Conclusione che sarà molto più chiara nella raccolta successiva, in quel crescere dell’erba, quel sorpasso in verticale del perimetro, ma non manca di fare la sua apparizione anche in questa sede.
Dal lontano sembra una nuvola
dal mare sommerge i palazzi
disabitati delle vacanze
e il suono di una nave mi richiama
il largo canto di una sirena, aspro
anticipo del naufragio, l’isola
ha il perimetro delle mie orme
non ricordo più nemmeno il nome
che mi davano, così simile a questa nebbia
sono, ogni istante dimentico la forma
Chiarito questo aspetto, la dimensione del sogno, assieme a quella lirica, prende il sopravvento completamente nella terza ed ultima sezione del libro.
È infatti “nel grembo del sogno” che Amadei compie la regressione alla matrice tanto sospirata che, come si riscontrerà meglio successivamente, è ricerca della condizione originale e vitale. Genesi inversa è il simbolo programmatico di questa aspirazione.
Nella poesia “Verso la mattina del tuo compleanno”, la quotidianità diventa insignificante davanti alla sacralità laica del sogno o del dormiveglia.

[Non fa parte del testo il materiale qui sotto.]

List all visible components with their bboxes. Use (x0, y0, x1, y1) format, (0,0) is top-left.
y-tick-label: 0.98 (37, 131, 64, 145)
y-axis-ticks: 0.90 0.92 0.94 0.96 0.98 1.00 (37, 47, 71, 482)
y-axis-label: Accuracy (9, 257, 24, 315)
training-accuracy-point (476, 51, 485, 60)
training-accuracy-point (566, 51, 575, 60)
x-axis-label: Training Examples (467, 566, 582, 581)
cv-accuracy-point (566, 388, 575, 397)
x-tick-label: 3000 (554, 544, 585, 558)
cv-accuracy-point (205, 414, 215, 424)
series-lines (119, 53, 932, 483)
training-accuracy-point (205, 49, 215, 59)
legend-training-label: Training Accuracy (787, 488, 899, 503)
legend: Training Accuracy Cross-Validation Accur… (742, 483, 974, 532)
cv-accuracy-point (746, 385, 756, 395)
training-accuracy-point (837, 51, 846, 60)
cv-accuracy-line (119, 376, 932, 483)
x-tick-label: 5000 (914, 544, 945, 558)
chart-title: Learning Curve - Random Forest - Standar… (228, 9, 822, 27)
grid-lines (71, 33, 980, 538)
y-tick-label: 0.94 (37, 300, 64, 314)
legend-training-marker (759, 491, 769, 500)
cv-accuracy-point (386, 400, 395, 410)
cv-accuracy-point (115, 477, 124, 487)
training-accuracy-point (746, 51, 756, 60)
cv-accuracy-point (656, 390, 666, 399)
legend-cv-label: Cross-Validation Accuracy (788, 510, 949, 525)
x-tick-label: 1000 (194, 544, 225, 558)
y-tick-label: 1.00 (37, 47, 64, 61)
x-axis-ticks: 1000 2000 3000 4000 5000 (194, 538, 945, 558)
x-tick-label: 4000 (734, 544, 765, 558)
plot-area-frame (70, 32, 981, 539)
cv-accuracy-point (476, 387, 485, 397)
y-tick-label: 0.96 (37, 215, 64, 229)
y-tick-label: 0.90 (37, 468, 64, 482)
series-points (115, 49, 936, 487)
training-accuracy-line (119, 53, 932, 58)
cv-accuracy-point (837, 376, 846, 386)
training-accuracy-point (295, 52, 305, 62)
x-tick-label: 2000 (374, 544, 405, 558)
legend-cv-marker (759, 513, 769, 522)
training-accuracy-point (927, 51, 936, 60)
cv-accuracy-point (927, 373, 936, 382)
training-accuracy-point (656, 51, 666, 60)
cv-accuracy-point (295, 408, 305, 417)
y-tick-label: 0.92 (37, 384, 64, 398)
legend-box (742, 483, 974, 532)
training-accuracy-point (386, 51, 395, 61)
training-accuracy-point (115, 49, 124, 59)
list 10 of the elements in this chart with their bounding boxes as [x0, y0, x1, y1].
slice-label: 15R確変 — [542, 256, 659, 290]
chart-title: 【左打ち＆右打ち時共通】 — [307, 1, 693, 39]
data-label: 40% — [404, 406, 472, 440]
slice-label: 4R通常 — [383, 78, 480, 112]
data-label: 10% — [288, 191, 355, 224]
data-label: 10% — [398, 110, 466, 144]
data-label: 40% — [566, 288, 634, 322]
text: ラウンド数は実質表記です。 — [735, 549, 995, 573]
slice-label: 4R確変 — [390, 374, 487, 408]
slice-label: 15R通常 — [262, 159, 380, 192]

Quella dimensione dove non esistono esigenze di comprensioni, auto-strutturazioni o confini, le quali portano inevitabilmente al conflitto, ma in cui esiste solo la persona che si affaccia al mondo senza nessuna pretesa, come viene espresso nella poesia “Saperti a piedi nudi”, in cui la nudità dei piedi può essere interpretata come un modo per radicarsi con più forza.
In tal senso questo passo è veramente glorioso: “ma il tuo / saperti a piedi nudi, ancora un pochino / teneramente assonnata / nell’increspatura del mattino che nasce.”
Saperti a piedi nudi appare, nel suo svilupparsi, una raccolta travagliata in cui lo stile maturo traccia chiaramente un percorso allo stesso tempo di arrivo e partenza.
La vitalità del quotidiano parte 2
Filippo Amadei (foto: Daniele Ferroni) è nato a Ravenna nel 1980. Ha vinto la “Sezione Giovani” del Premio nazionale di Poesia “Aldo Spallicci” 2004. Suoi versi sono presenti in rete, su riviste ed in alcune antologie. Nell’estate 2005 ha pubblicato con Il Ponte Vecchio la sua prima raccolta di poesie La casa sul mare. Nella primavera del 2009 ha pubblicato la seconda raccolta poetica, Saperti a piedi nudi, con LietoColle. Insieme ad un gruppo di poeti e amici ha fondato l’Associazione Culturale “Poliedrica”. Nel 2014 ha vinto la prima edizione del premio Rimini per la poesia giovane, con la terza raccolta di versi Oltre le Ringhiere, che è stata pubblicata presso Raffaelli editore.